ならば、もし盗聴で得た人外情報が全て真実なら―――
(主催者打倒も十分ありうるな)
現実主義者の琢麿呂ですら、そう思えてくる。


しかし―――
(私がこうして盗聴しているのだ。主催者たちも当然、全てを聞いているはず)
琢麿呂は、そう分析する。
彼らから見た自分たち参加者はゲームのコマのようなものだろう。
そのコマが、意図に反した―――ゲームそのものを壊すような動きを始めたら、どうだろう?
(私が主催者なら、ゲームを遵守させる機構を用意してやるぞ。
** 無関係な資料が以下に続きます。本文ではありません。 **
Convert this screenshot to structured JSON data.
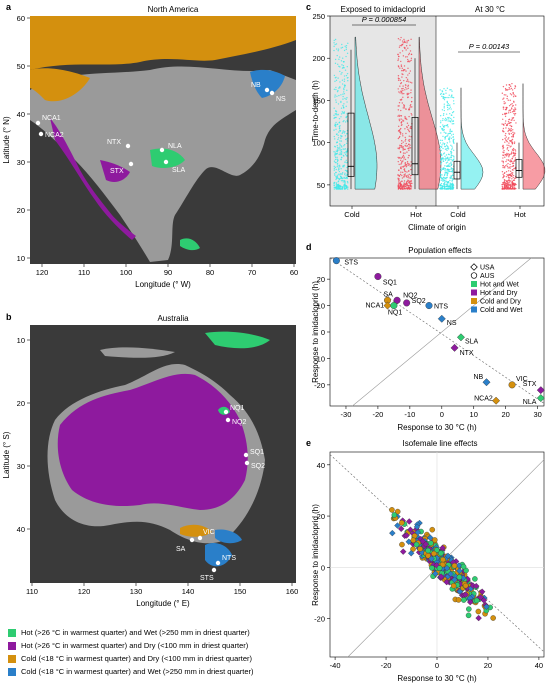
{
  "panel_a": {
    "letter": "a",
    "title": "North America",
    "xlabel": "Longitude (° W)",
    "ylabel": "Latitude (° N)",
    "xticks": [
      "120",
      "110",
      "100",
      "90",
      "80",
      "70",
      "60"
    ],
    "yticks": [
      "60",
      "50",
      "40",
      "30",
      "20",
      "10"
    ],
    "sites": [
      "NCA1",
      "NCA2",
      "NTX",
      "STX",
      "NLA",
      "SLA",
      "NB",
      "NS"
    ]
  },
  "panel_b": {
    "letter": "b",
    "title": "Australia",
    "xlabel": "Longitude (° E)",
    "ylabel": "Latitude (° S)",
    "xticks": [
      "110",
      "120",
      "130",
      "140",
      "150",
      "160"
    ],
    "yticks": [
      "10",
      "20",
      "30",
      "40"
    ],
    "sites": [
      "NQ1",
      "NQ2",
      "SQ1",
      "SQ2",
      "VIC",
      "SA",
      "NTS",
      "STS"
    ]
  },
  "map_legend": [
    {
      "color": "#2ecc71",
      "text": "Hot (>26 °C in warmest quarter) and Wet (>250 mm in driest quarter)"
    },
    {
      "color": "#8e1a9e",
      "text": "Hot (>26 °C in warmest quarter) and Dry (<100 mm in driest quarter)"
    },
    {
      "color": "#d4900e",
      "text": "Cold (<18 °C in warmest quarter) and Dry (<100 mm in driest quarter)"
    },
    {
      "color": "#2a7fc9",
      "text": "Cold (<18 °C in warmest quarter) and Wet (>250 mm in driest quarter)"
    }
  ],
  "panel_c": {
    "letter": "c",
    "left_title": "Exposed to imidacloprid",
    "right_title": "At 30 °C",
    "p1": "P = 0.000854",
    "p2": "P = 0.00143",
    "ylabel": "Time-to-death (h)",
    "xlabel": "Climate of origin",
    "yticks": [
      "250",
      "200",
      "150",
      "100",
      "50"
    ],
    "cats": [
      "Cold",
      "Hot",
      "Cold",
      "Hot"
    ],
    "colors": {
      "cold": "#3ee8e8",
      "hot": "#f04a5a"
    }
  },
  "panel_d": {
    "letter": "d",
    "title": "Population effects",
    "xlabel": "Response to 30 °C (h)",
    "ylabel": "Response to imidacloprid (h)",
    "xticks": [
      "-30",
      "-20",
      "-10",
      "0",
      "10",
      "20",
      "30"
    ],
    "yticks": [
      "20",
      "10",
      "0",
      "-10",
      "-20"
    ],
    "legend": [
      {
        "shape": "diamond",
        "text": "USA"
      },
      {
        "shape": "circle",
        "text": "AUS"
      },
      {
        "color": "#2ecc71",
        "text": "Hot and Wet"
      },
      {
        "color": "#8e1a9e",
        "text": "Hot and Dry"
      },
      {
        "color": "#d4900e",
        "text": "Cold and Dry"
      },
      {
        "color": "#2a7fc9",
        "text": "Cold and Wet"
      }
    ],
    "points_labels": [
      "STS",
      "SQ1",
      "SA",
      "NQ2",
      "SQ2",
      "NCA1",
      "NQ1",
      "NTS",
      "NS",
      "SLA",
      "NTX",
      "NB",
      "VIC",
      "STX",
      "NCA2",
      "NLA"
    ]
  },
  "panel_e": {
    "letter": "e",
    "title": "Isofemale line effects",
    "xlabel": "Response to 30 °C (h)",
    "ylabel": "Response to imidacloprid (h)",
    "xticks": [
      "-40",
      "-20",
      "0",
      "20",
      "40"
    ],
    "yticks": [
      "40",
      "20",
      "0",
      "-20"
    ]
  },
  "chart_data": [
    {
      "type": "scatter",
      "title": "Population effects",
      "xlabel": "Response to 30 °C (h)",
      "ylabel": "Response to imidacloprid (h)",
      "xlim": [
        -35,
        32
      ],
      "ylim": [
        -28,
        28
      ],
      "points": [
        {
          "label": "STS",
          "x": -33,
          "y": 27,
          "group": "Cold and Wet",
          "country": "AUS"
        },
        {
          "label": "SQ1",
          "x": -20,
          "y": 21,
          "group": "Hot and Dry",
          "country": "AUS"
        },
        {
          "label": "SA",
          "x": -17,
          "y": 12,
          "group": "Cold and Dry",
          "country": "AUS"
        },
        {
          "label": "NQ2",
          "x": -14,
          "y": 12,
          "group": "Hot and Dry",
          "country": "AUS"
        },
        {
          "label": "SQ2",
          "x": -11,
          "y": 11,
          "group": "Hot and Dry",
          "country": "AUS"
        },
        {
          "label": "NCA1",
          "x": -17,
          "y": 10,
          "group": "Cold and Dry",
          "country": "USA"
        },
        {
          "label": "NQ1",
          "x": -15,
          "y": 10,
          "group": "Hot and Wet",
          "country": "AUS"
        },
        {
          "label": "NTS",
          "x": -4,
          "y": 10,
          "group": "Cold and Wet",
          "country": "AUS"
        },
        {
          "label": "NS",
          "x": 0,
          "y": 5,
          "group": "Cold and Wet",
          "country": "USA"
        },
        {
          "label": "SLA",
          "x": 6,
          "y": -2,
          "group": "Hot and Wet",
          "country": "USA"
        },
        {
          "label": "NTX",
          "x": 4,
          "y": -6,
          "group": "Hot and Dry",
          "country": "USA"
        },
        {
          "label": "NB",
          "x": 14,
          "y": -19,
          "group": "Cold and Wet",
          "country": "USA"
        },
        {
          "label": "VIC",
          "x": 22,
          "y": -20,
          "group": "Cold and Dry",
          "country": "AUS"
        },
        {
          "label": "STX",
          "x": 31,
          "y": -22,
          "group": "Hot and Dry",
          "country": "USA"
        },
        {
          "label": "NCA2",
          "x": 17,
          "y": -26,
          "group": "Cold and Dry",
          "country": "USA"
        },
        {
          "label": "NLA",
          "x": 31,
          "y": -25,
          "group": "Hot and Wet",
          "country": "USA"
        }
      ]
    },
    {
      "type": "scatter",
      "title": "Isofemale line effects",
      "xlabel": "Response to 30 °C (h)",
      "ylabel": "Response to imidacloprid (h)",
      "xlim": [
        -42,
        42
      ],
      "ylim": [
        -35,
        45
      ]
    }
  ]
}
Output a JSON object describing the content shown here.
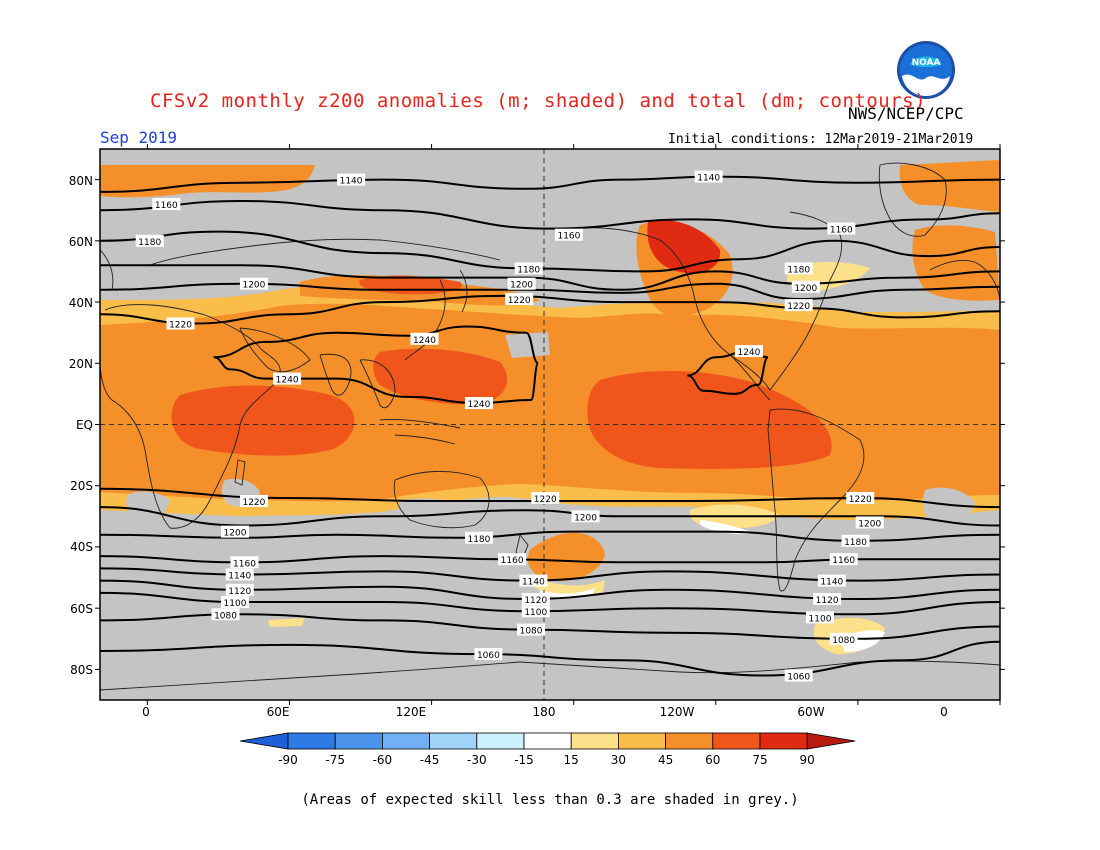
{
  "title": "CFSv2 monthly z200 anomalies (m; shaded) and total (dm; contours)",
  "agency": "NWS/NCEP/CPC",
  "logo_text": "NOAA",
  "valid_month": "Sep 2019",
  "initial_conditions": "Initial conditions: 12Mar2019-21Mar2019",
  "footnote": "(Areas of expected skill less than 0.3 are shaded in grey.)",
  "axes": {
    "lat_ticks": [
      "80N",
      "60N",
      "40N",
      "20N",
      "EQ",
      "20S",
      "40S",
      "60S",
      "80S"
    ],
    "lon_ticks": [
      "0",
      "60E",
      "120E",
      "180",
      "120W",
      "60W",
      "0"
    ]
  },
  "colorbar": {
    "levels": [
      "-90",
      "-75",
      "-60",
      "-45",
      "-30",
      "-15",
      "15",
      "30",
      "45",
      "60",
      "75",
      "90"
    ],
    "colors": [
      "#1d5fd6",
      "#2f79e4",
      "#4c93ec",
      "#70b0f3",
      "#9fd3f8",
      "#c9f0fb",
      "#ffffff",
      "#fde08a",
      "#fbbd4a",
      "#f58f2a",
      "#f0561c",
      "#e02a12",
      "#b71a0e"
    ]
  },
  "map_colors": {
    "grey": "#c4c4c4",
    "anom_15_30": "#fde08a",
    "anom_30_45": "#fbbd4a",
    "anom_45_60": "#f58f2a",
    "anom_60_75": "#f0561c",
    "anom_75_90": "#e02a12",
    "contour": "#000000",
    "coast": "#222222"
  },
  "contour_labels": [
    {
      "text": "1140",
      "lon": 86,
      "lat": 80
    },
    {
      "text": "1140",
      "lon": 237,
      "lat": 81
    },
    {
      "text": "1160",
      "lon": 8,
      "lat": 72
    },
    {
      "text": "1160",
      "lon": 178,
      "lat": 62
    },
    {
      "text": "1160",
      "lon": 293,
      "lat": 64
    },
    {
      "text": "1180",
      "lon": 1,
      "lat": 60
    },
    {
      "text": "1180",
      "lon": 161,
      "lat": 51
    },
    {
      "text": "1180",
      "lon": 275,
      "lat": 51
    },
    {
      "text": "1200",
      "lon": 158,
      "lat": 46
    },
    {
      "text": "1200",
      "lon": 278,
      "lat": 45
    },
    {
      "text": "1200",
      "lon": 45,
      "lat": 46
    },
    {
      "text": "1220",
      "lon": 157,
      "lat": 41
    },
    {
      "text": "1220",
      "lon": 275,
      "lat": 39
    },
    {
      "text": "1220",
      "lon": 14,
      "lat": 33
    },
    {
      "text": "1240",
      "lon": 117,
      "lat": 28
    },
    {
      "text": "1240",
      "lon": 254,
      "lat": 24
    },
    {
      "text": "1240",
      "lon": 59,
      "lat": 15
    },
    {
      "text": "1240",
      "lon": 140,
      "lat": 7
    },
    {
      "text": "1220",
      "lon": 45,
      "lat": -25
    },
    {
      "text": "1220",
      "lon": 168,
      "lat": -24
    },
    {
      "text": "1220",
      "lon": 301,
      "lat": -24
    },
    {
      "text": "1200",
      "lon": 185,
      "lat": -30
    },
    {
      "text": "1200",
      "lon": 305,
      "lat": -32
    },
    {
      "text": "1200",
      "lon": 37,
      "lat": -35
    },
    {
      "text": "1180",
      "lon": 140,
      "lat": -37
    },
    {
      "text": "1180",
      "lon": 299,
      "lat": -38
    },
    {
      "text": "1160",
      "lon": 41,
      "lat": -45
    },
    {
      "text": "1160",
      "lon": 154,
      "lat": -44
    },
    {
      "text": "1160",
      "lon": 294,
      "lat": -44
    },
    {
      "text": "1140",
      "lon": 39,
      "lat": -49
    },
    {
      "text": "1140",
      "lon": 163,
      "lat": -51
    },
    {
      "text": "1140",
      "lon": 289,
      "lat": -51
    },
    {
      "text": "1120",
      "lon": 39,
      "lat": -54
    },
    {
      "text": "1120",
      "lon": 164,
      "lat": -57
    },
    {
      "text": "1120",
      "lon": 287,
      "lat": -57
    },
    {
      "text": "1100",
      "lon": 37,
      "lat": -58
    },
    {
      "text": "1100",
      "lon": 164,
      "lat": -61
    },
    {
      "text": "1100",
      "lon": 284,
      "lat": -63
    },
    {
      "text": "1080",
      "lon": 33,
      "lat": -62
    },
    {
      "text": "1080",
      "lon": 162,
      "lat": -67
    },
    {
      "text": "1080",
      "lon": 294,
      "lat": -70
    },
    {
      "text": "1060",
      "lon": 144,
      "lat": -75
    },
    {
      "text": "1060",
      "lon": 275,
      "lat": -82
    }
  ]
}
罰則も用意してやるかも知れん)
40人もの人間を、本人たちが気付かぬ間に拉致し、この島まで運んだ手際の良い主催者たちのこと。
その点についても手抜かりは無いだろうと、彼は思うのだ。
(だとすると……それとなく「ゲームに乗っている」ことをアピールしてやらんとな)
それが、主催者側から自分への干渉を防ぐことになる。
幸い琢麿呂は、貴神雷蔵を射殺し、病院で姦計を働かせた過去を持っている。
彼がゲームに乗っているという印象は十二分に与えているはずだ。
ただ一点、先ほどの神楽との接触を除いては。

「巫女を騙して怪我を治療させるなど、お茶の子さいさいだ。
 天才探偵である私にこの盗聴器は、まさに鬼に金棒。
 慎重に様子を伺い、スキをみて鉛玉をぶち込んでやれば、
 ゲームの勝利者はこの琢麿呂さまに大決定する」

主催者サイドは、この呟きで、神楽との接触すら姦計の一環と受け取るだろう。
しかもこの言葉は、全くのブラフというわけではない。
現実主義者のこの男、状況いかんによっては、言葉どおりの行動を躊躇わない。
(勝利でも、脱出でも、主催者打倒でもいい。
 生き残ることが出来るなら、どんな手段であろうと。
 ……まあ、強いて言うなら、華麗で天才的な手段が望ましいが)

片足だけゲームに乗ったグレイゾーンの男・海原琢麿呂は、
灰と廃紙に深くその身を横たえながら、また、意識を盗聴器に集中し始めた。